O porquê eu não sei, não senhor. Só perguntando pra ela. Não, não sei quem é, também. Diz ela que nem ela mesma sabe. Me deu essas moedas aqui e pediu pra trazer isso e dizer umas coisas pro senhor. Aí eu perguntei porque é que ela não escrevia uma carta, ela disse que carta é pra ser respondida, o que ela queria agora era só dizer. Aí eu perguntei porque é que não vinha ela mesma falar, e ela disse que eu não tinha nada com isso. Não ri não, moço. É sério. Acho que a dona é maluca, mas eu disse pra ela que vinha, e palavra de homem não volta atrás, né? Primeiro ela falou de um tal de esconderijo que o senhor deu pra ela no temporal. Engraçado, faz tanto tempo que não chove. Quando ela falou isso lembrei daquela casa mal-assombrada do filme, que chove só em cima dela. Vai ver foi uma chuva assim, só dela, né? Dessas que a pessoa não espera, e pode até ficar doente. Deve ser bom isso de não deixar alguém ficar doente. Ela mandou pro senhor essa florzinha aqui, viva, plantada na terra. Disse que o senhor ia entender isso. Isso o quê, hein? Tá bom, tá bom, eu termino de contar. Ela falou também que ainda não levou o senhor na casa dela toda por causa da bagunça, mas o senhor é bem-vindo, e um dia que nem tá muito longe a casa vai estar arrumadinha pro senhor conhecer. Disse que o senhor levou um sorriso pra ela, e mandou um beijo. Só isso, tchauzinho... Engraçado, o olho dela brilhou enquanto falava igualzinho o seu tá brilhando agora!

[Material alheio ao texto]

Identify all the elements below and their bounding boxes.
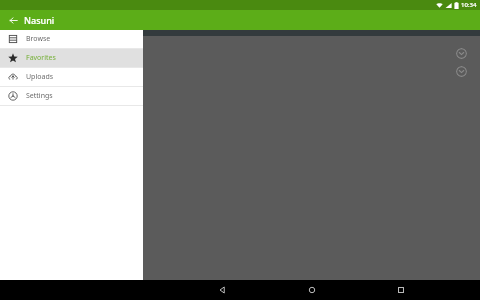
button[interactable]: Favorites bbox=[0, 49, 143, 67]
button[interactable]: Expand section one bbox=[456, 48, 467, 59]
button[interactable]: Home bbox=[302, 280, 322, 300]
button[interactable]: Recents bbox=[391, 280, 411, 300]
staticText: Browse bbox=[26, 34, 51, 44]
button[interactable]: Browse bbox=[0, 30, 143, 48]
button[interactable]: Uploads bbox=[0, 68, 143, 86]
button[interactable]: Settings bbox=[0, 87, 143, 105]
button[interactable]: Back bbox=[5, 12, 21, 28]
button[interactable]: Back bbox=[212, 280, 232, 300]
staticText: Nasuni bbox=[24, 14, 55, 26]
staticText: Settings bbox=[26, 91, 53, 101]
staticText: 10:34 bbox=[461, 1, 477, 9]
staticText: Uploads bbox=[26, 72, 54, 82]
button[interactable]: Expand section two bbox=[456, 66, 467, 77]
staticText: Favorites bbox=[26, 53, 56, 63]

quinta-feira, maio 16, 2002

Lembro da sala clara. Muito, mesmo. Branca do teto ao chão, bem montada, e grande, imensa. Devia haver centenas de alunos ali, mas todos em ordem, interessados, participantes. Adultos como os do meu dia-a-dia. Aula noturna. Eu estava ligeiramente desconfortável porque não ocupava o nicho típico do professor, aquele de mesagrande/cadeira/quadronegro/latadelixo. Não, eram mesinhas de alunos por todos os lados, e me observavam atentos. Eu falava. Sala muito clara, muito tranquila. Tudo sob controle. Um deles se levanta e começa a falar. Ele tem roupas extravagantes, em cores que se destacam no meio dos outros, parece divertido. Interrompe a aula, ri, fala alto, se diverte. Olha nos meus olhos o tempo todo. Sorriso duro, meio revoltado. Mas quase simpático. Meu Deus, do que ele falava? Não lembro das palavras. Agora é como se eu não as escutasse. Tento contornar a situação, sou dura com ele. Pareço forte, forte, que mentira. Ele grita agora, ainda sorrindo. Está me acusando de algo, não sei do quê. Não lembro, não sei se era mentira ou verdade, mas sei que me desesperava. Ele grita e ri. Ele é adulto, mas pequeno. Contrasta com meu porte grande. Mas está no comando agora. Os alunos observam ainda em silêncio, expressões de espanto. Eu o ergo no ar e o levo até fora da sala. É tão difícil. Conto tudo à diretora entre soluços, ele sorri pra mim. Grito muitas vezes "Não volte!". Volto à sala, murmúrios, comentários de preocupação, sento numa das cadeiras dos alunos. Baixo a cabeça e choro. Acho que pela primeira vez na vida chorei dormindo, lágrimas escorrendo até o travesseiro. Acordei com meus próprios soluços pouco mais de uma hora depois de ter adormecido.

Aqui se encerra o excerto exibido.